Keywords: score-based generative model, conditional sampling
Abstract: Many existing conditional score-based data generation methods utilize Bayes' theorem to decompose the gradients of a log posterior density into a mixture of scores. These methods facilitate the training procedure of conditional score models, as a mixture of scores can be separately estimated using a score model and a classifier. However, our analysis indicates that the training objectives for the classifier in these methods may lead to a serious score mismatch issue, which corresponds to the situation that the estimated scores deviate from the true ones. Such an issue causes the samples to be misled by the deviated scores during the diffusion process, resulting in a degraded sampling quality. To resolve it, we theoretically formulate a novel training objective, called Denoising Likelihood Score Matching (DLSM) loss, for the classifier to match the gradients of the true log likelihood density.

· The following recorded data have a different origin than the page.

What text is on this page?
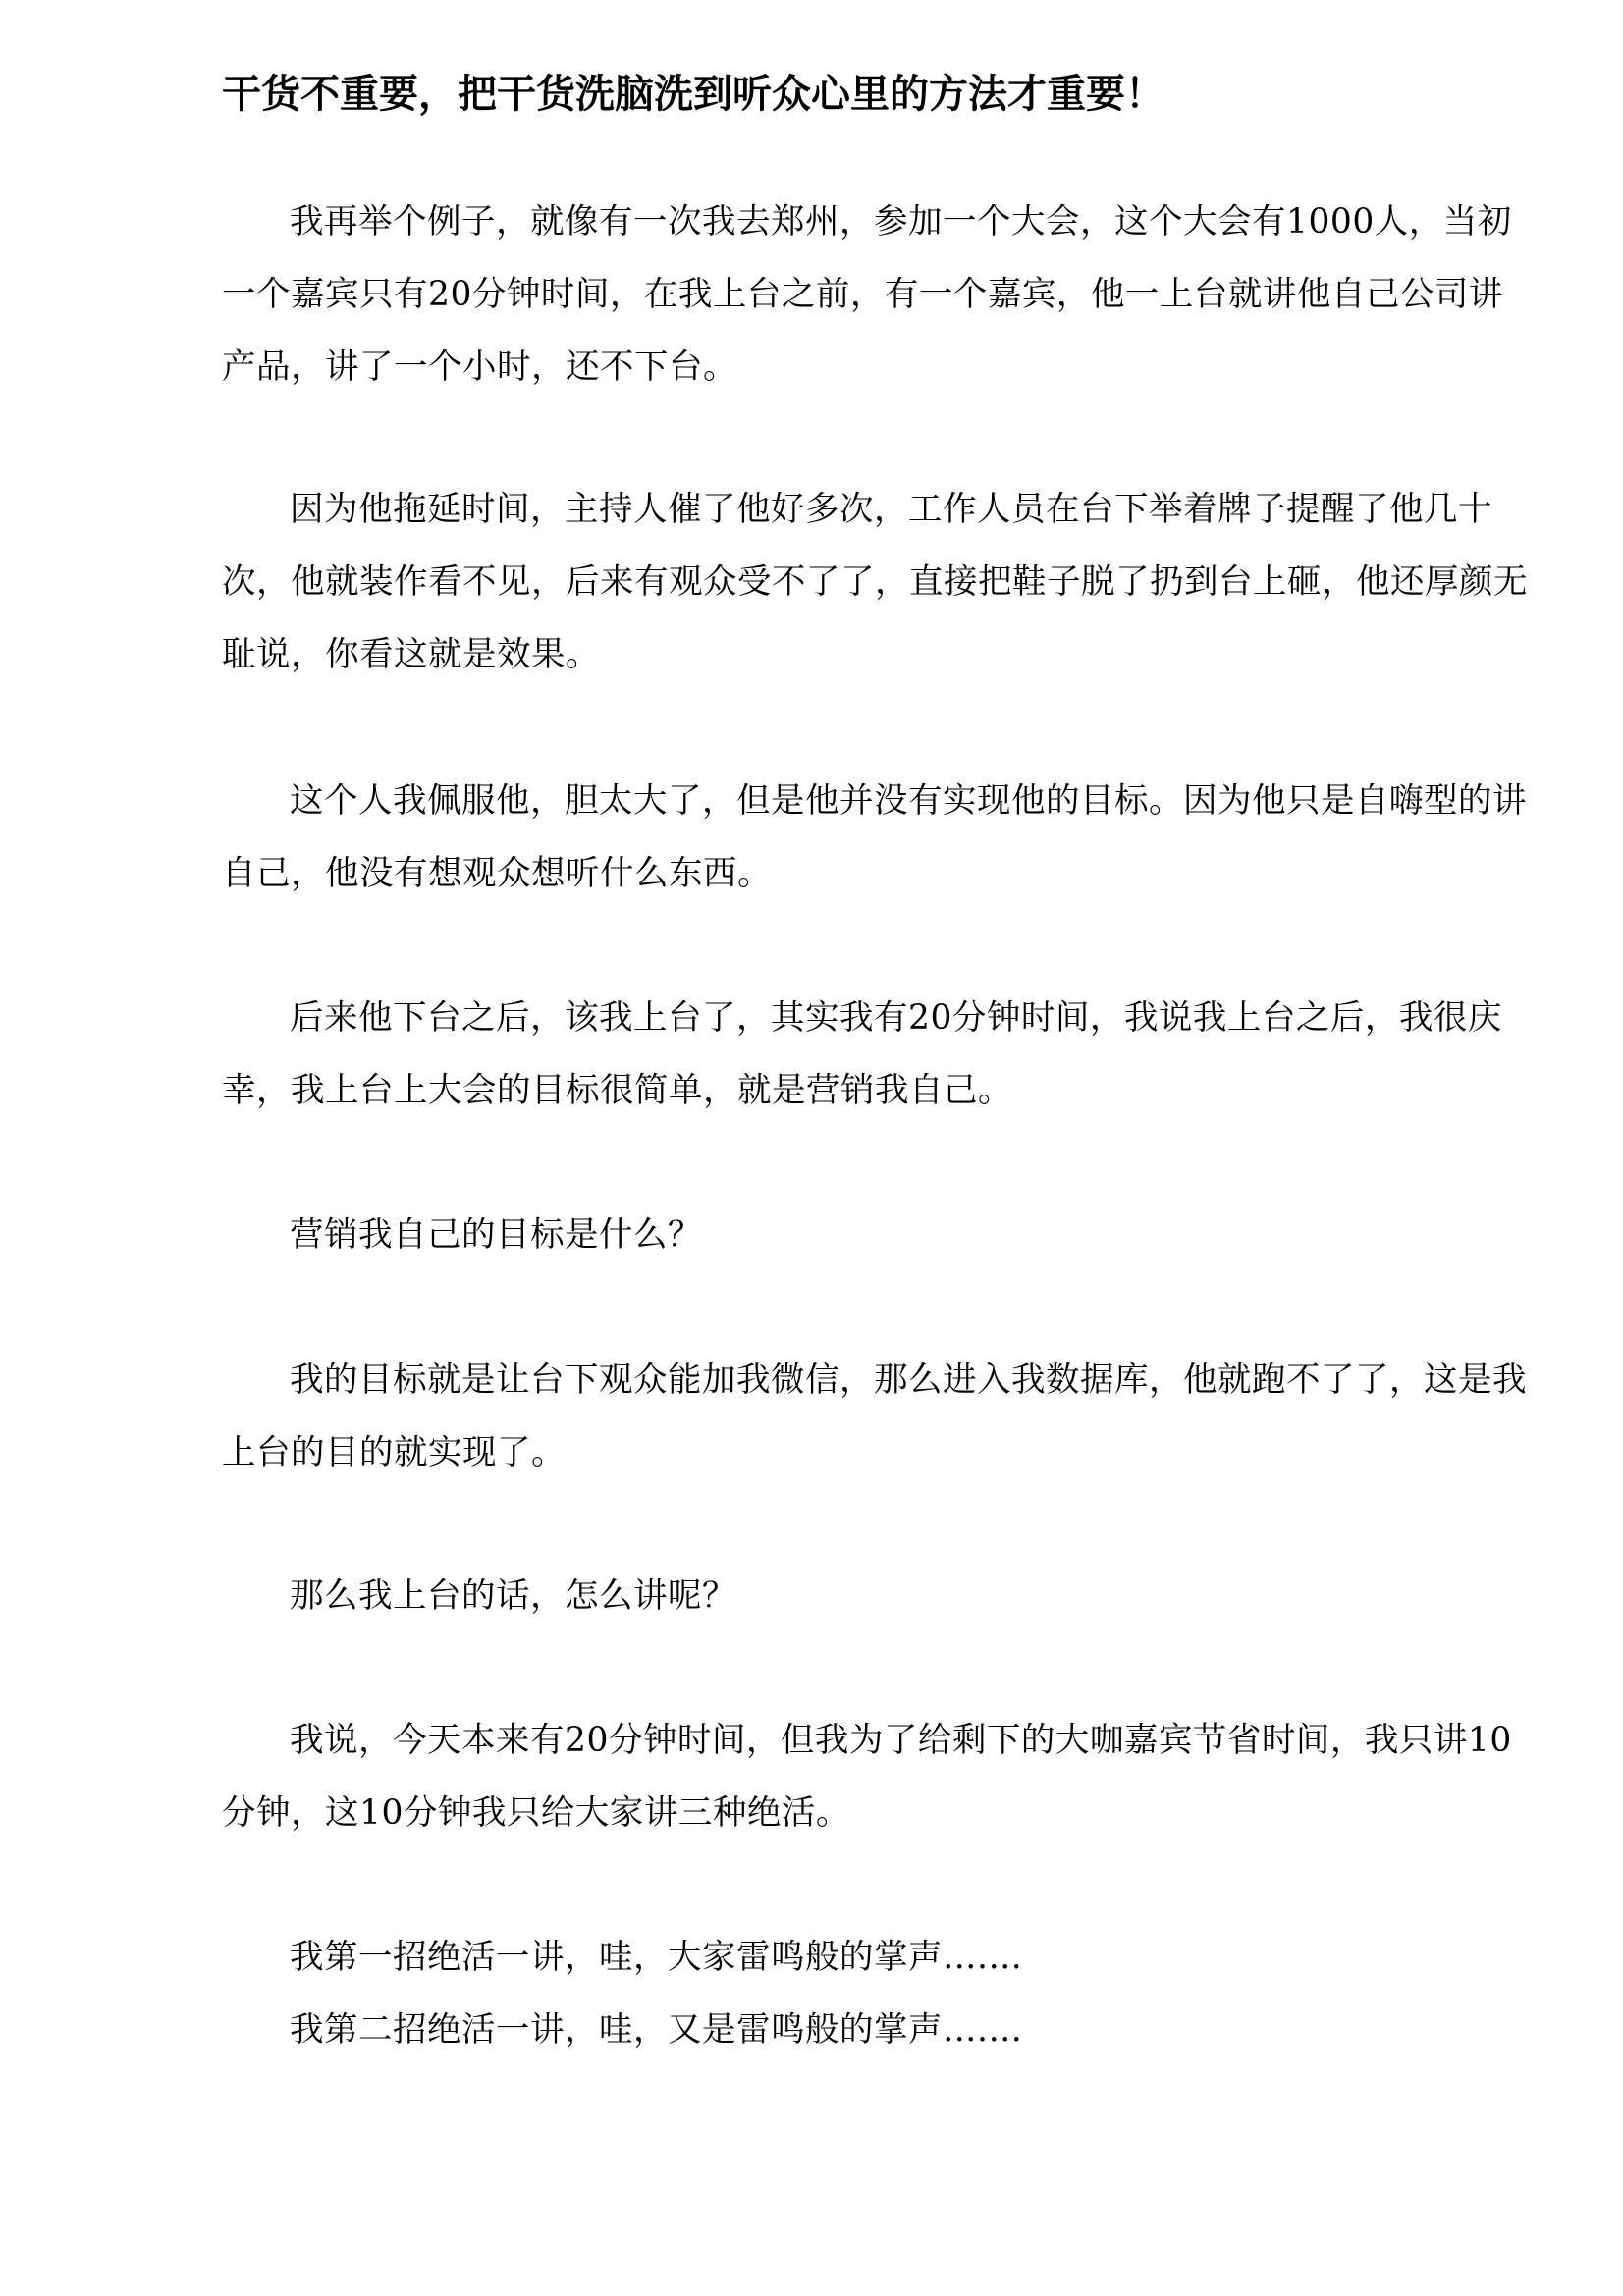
干货不重要，把干货洗脑洗到听众心里的方法才重要！

我再举个例子，就像有一次我去郑州，参加一个大会，这个大会有1000人，当初一个嘉宾只有20分钟时间，在我上台之前，有一个嘉宾，他一上台就讲他自己公司讲产品，讲了一个小时，还不下台。

因为他拖延时间，主持人催了他好多次，工作人员在台下举着牌子提醒了他几十次，他就装作看不见，后来有观众受不了了，直接把鞋子脱了扔到台上砸，他还厚颜无耻说，你看这就是效果。

这个人我佩服他，胆太大了，但是他并没有实现他的目标。因为他只是自嗨型的讲自己，他没有想观众想听什么东西。

后来他下台之后，该我上台了，其实我有20分钟时间，我说我上台之后，我很庆幸，我上台上大会的目标很简单，就是营销我自己。

营销我自己的目标是什么？

我的目标就是让台下观众能加我微信，那么进入我数据库，他就跑不了了，这是我上台的目的就实现了。

那么我上台的话，怎么讲呢？

我说，今天本来有20分钟时间，但我为了给剩下的大咖嘉宾节省时间，我只讲10分钟，这10分钟我只给大家讲三种绝活。

我第一招绝活一讲，哇，大家雷鸣般的掌声….…

我第二招绝活一讲，哇，又是雷鸣般的掌声….…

Our experimental evidences show that the proposed method outperforms the previous methods on both Cifar-10 and Cifar-100 benchmarks noticeably in terms of several key evaluation metrics. We thus conclude that, by adopting DLSM, the conditional scores can be accurately modeled, and the effect of the score mismatch issue is alleviated.
One-sentence Summary: In this paper, we theoretically formulate a new training objective, called Denoising Likelihood Score Matching (DLSM) loss, for the classifier to match the gradients of the true log likelihood density.